The company is named after Land's End, a headland and tourist and holiday complex in western Cornwall, England; after promotional materials were printed, the founder noticed the typographical error in the location of the apostrophe, but could not afford to reprint the material.
The company operates 26 domestic stores as of February 2024.
Lands' End is headquartered in Dodgeville, Wisconsin.
==History==
Lands' End began as a mail-order yachting supply company in 1963 in Chicago. It was founded by Gary Comer, along with his partners, 1963 Pan American Games gold medalist sailors Richard Stearns and Robert Halperin, and two of Stearns' employees.

In 1978, it expanded into general clothing and home furnishings, and moved to Dodgeville, Wisconsin.

In October 1986, it became a public company via an initial public offering.

In the late 1980s, Lands' End was the jersey supplier of the United States national rugby union team.

In July 1995, the company launched its website, Landsend.com.

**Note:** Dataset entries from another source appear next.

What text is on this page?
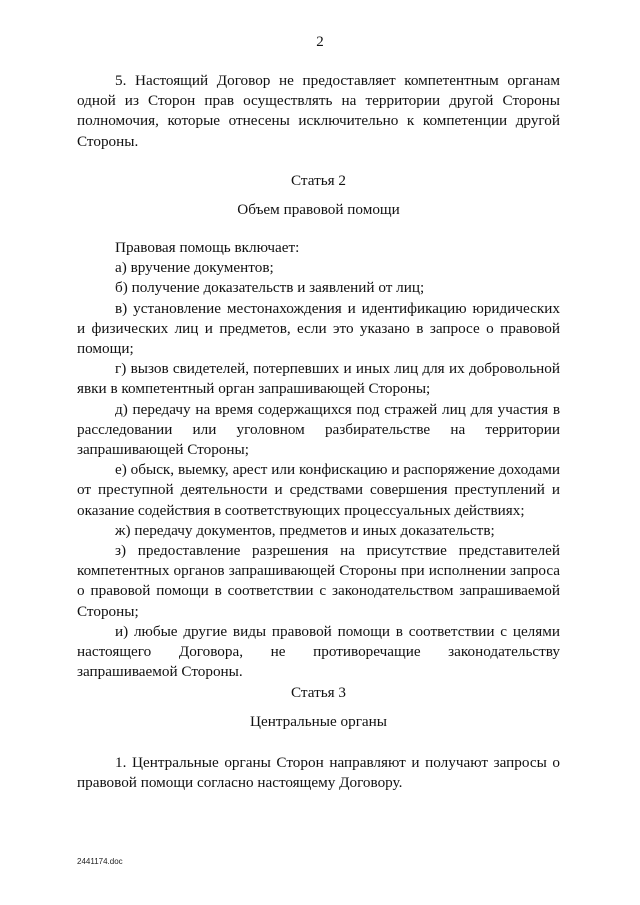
2

5. Настоящий Договор не предоставляет компетентным органам одной из Сторон прав осуществлять на территории другой Стороны полномочия, которые отнесены исключительно к компетенции другой Стороны.

Статья 2

Объем правовой помощи

Правовая помощь включает:

а) вручение документов;

б) получение доказательств и заявлений от лиц;

в) установление местонахождения и идентификацию юридических и физических лиц и предметов, если это указано в запросе о правовой помощи;

г) вызов свидетелей, потерпевших и иных лиц для их добровольной явки в компетентный орган запрашивающей Стороны;

д) передачу на время содержащихся под стражей лиц для участия в расследовании или уголовном разбирательстве на территории запрашивающей Стороны;

е) обыск, выемку, арест или конфискацию и распоряжение доходами от преступной деятельности и средствами совершения преступлений и оказание содействия в соответствующих процессуальных действиях;

ж) передачу документов, предметов и иных доказательств;

з) предоставление разрешения на присутствие представителей компетентных органов запрашивающей Стороны при исполнении запроса о правовой помощи в соответствии с законодательством запрашиваемой Стороны;

и) любые другие виды правовой помощи в соответствии с целями настоящего Договора, не противоречащие законодательству запрашиваемой Стороны.

Статья 3

Центральные органы

1. Центральные органы Сторон направляют и получают запросы о правовой помощи согласно настоящему Договору.

2441174.doc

In 2002, Sears, Roebuck and Company acquired the company for $2 billion in cash. Sears offered products by Lands' End in many of its retail stores, until 2019.

In November 2009, Lands' End launched Lands' End Canvas, which offered a more fashion-oriented selection of casual clothing for men and women. It was discontinued in 2013. The line was reintroduced in 2016 but cancelled in 2017 by the new CEO.

In 2013, the company partnered with Borderfree to display international orders in local currency.

The company began selling on Debenhams and in 2014, in its first international partnership, in House of Fraser.

In April 2014, Sears completed the corporate spin-off of the company, which once again became publicly traded.

Jerome Griffith became CEO in March 2017, succeeding Federica Marchionni.

In 2018, the company began selling on Amazon.com.

In 2018 and 2019, the company produced uniforms for employees of Delta Air Lines and American Airlines.

In 2019, Lands' End closed its remaining store-within-a-store branches in Sears stores, after Sears Holdings filed for Chapter 11 bankruptcy.

In 2020, the company entered into a partnership with Kohl's to sell the company's products in its stores.

In 2021, the company partnered with QVC to sell its products on its website, expanded to video sales in April 2022.

In fiscal 2023, 63.2% of its revenue was from online retail orders in the U.S., 7.7% of revenue was international orders, 18.3% of revenue was sales of logo apparel to businesses and schools, 7.6% of revenue was received from third-party sellers, and 3.2% of revenue was from company-operated stores.

In January 2026, Lands End agreed to form a joint venture with WHP Global. Lands End gets $300 million in cash and will contribute all of its intellectual property in exchange for royalty payments. Upon closing, the joint venture will be owned evenly between the two companies. In July 2026, Lands’ End appointed Charlie Cole as chief executive officer. Prior to becoming CEO, Cole was interim chief digital officer at direct-to-consumer bedding brand Thuma.

==Awards and recognition==
In 1998, Lands' End was named among The 100 Best Companies to Work for in America by Fortune magazine.

==Controversies==
In 2016, feminist activist Gloria Steinem was featured in the catalog of Lands' End. After an outcry from anti-abortion customers, the company removed Steinem from its website. The company then faced further criticism, this time both from customers who were still unhappy that Steinem had been featured in the first place, and customers who were unhappy that Steinem had been removed.